Where could the UK be by Freedom Day?

Vaccines are incredible—but I’m still worried about coronavirus

The link between coronavirus cases and hospitalisations is weakening thanks to vaccination—but coronavirus cases are growing exponentially in the UK. I wanted to find out how these two opposing forces might interact, so I added some (tentative) projections to yesterday’s graph. (If you missed it, it’s probably good to start by taking a look at it to explain how this type of graph works.)
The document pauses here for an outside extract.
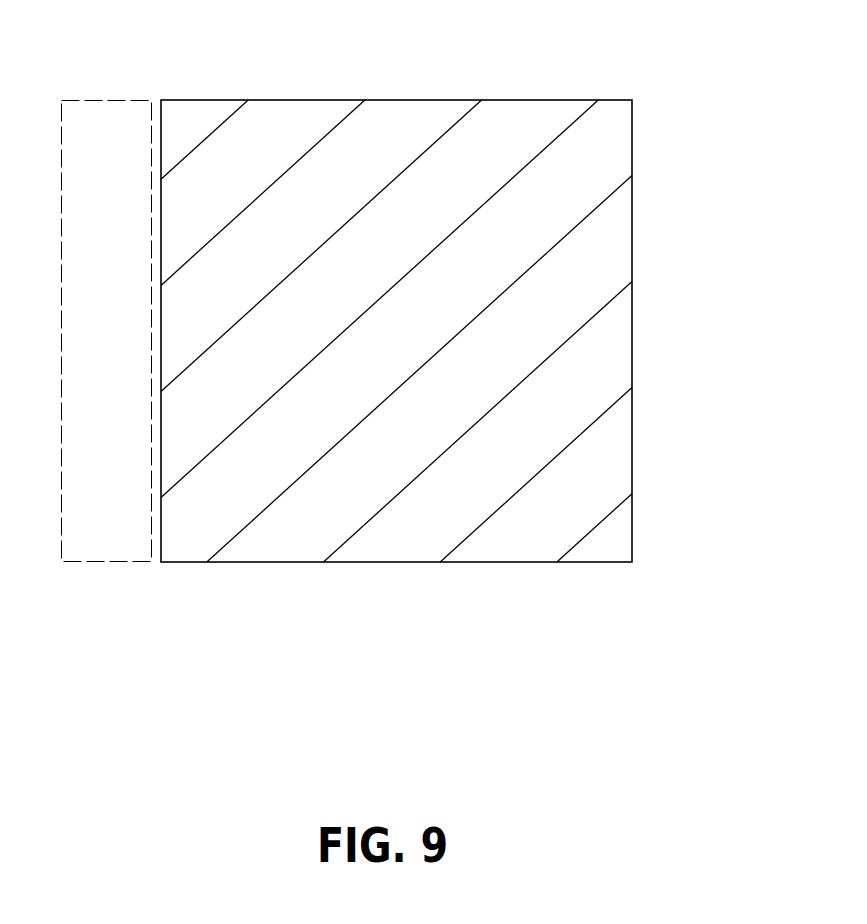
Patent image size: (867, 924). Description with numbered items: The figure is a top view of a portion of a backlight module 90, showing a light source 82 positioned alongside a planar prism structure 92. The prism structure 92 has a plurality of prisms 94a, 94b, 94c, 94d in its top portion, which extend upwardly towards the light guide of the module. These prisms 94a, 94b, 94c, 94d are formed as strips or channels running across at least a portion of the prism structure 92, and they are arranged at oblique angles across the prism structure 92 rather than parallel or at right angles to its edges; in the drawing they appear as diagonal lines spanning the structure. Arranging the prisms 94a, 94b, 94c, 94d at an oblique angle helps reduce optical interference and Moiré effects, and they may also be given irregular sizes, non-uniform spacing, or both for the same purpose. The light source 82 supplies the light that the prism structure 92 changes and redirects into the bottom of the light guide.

The result seems to be: exponential growth crushes the linear-ish weakening of the link between cases and hospitalisations.

What I did:

  • Updated the graph with the latest data (as available from the UK Government coronavirus dashboard on the evening of June 30th 2021.)
  • Fitted an exponential to case data (the orange line extends back a bit so you can see it’s reasonable).
  • Fitted a straight line to the gradual decrease in cases turning into hospitalisations. (You can see the fit here if you’re interested.) I think this is probably optimistic: the vaccination rate has slowed a bit in recent weeks, and we’ve already vaccinated the most vulnerable and therefore most hospitalisable. The fit also predicts literally zero hospitalisations per case by about September, which obviously doesn’t make sense: not everyone will get vaccinated, and the vaccines aren’t perfect.
  • Used that decreasing linear fit to transform cases to hospitalisations. Since there’s an assumed 10-day delay, we can already ‘see into the future’ using testing data. After that, I used the extrapolated case numbers with the extrapolated case-to-hospital ratio.

This is by no means a perfect model, but I don’t think any part of it is obviously wildly wrong.

And I think it means we should do something, rather than just letting covid cases carry on doubling every couple of weeks. We’ve seen from previous waves that every day you delay action, the virus gets exponentially ahead. The sooner we act, the shorter and less painful the action will need to be.

Additionally, this time we have vaccines—and we know that double doses of them provide excellent protection against Delta. We can immunise an awful lot more people in just a few more months, and radically decrease covid’s options. And, perhaps more importantly, a huge epidemic in a highly vaccinated population like the UK’s is a a dangerous experiment which risks breeding a properly vaccine-resistant variant, taking us, and potentially the whole world back to square one.

Of course, this may be wrong. It’s a dumb model I threw together in R. I am not an epidemiologist. But are we willing to bet the NHS, the economy, the summer, and maybe even the world’s fight against covid on this simple projection being a wild overestimate?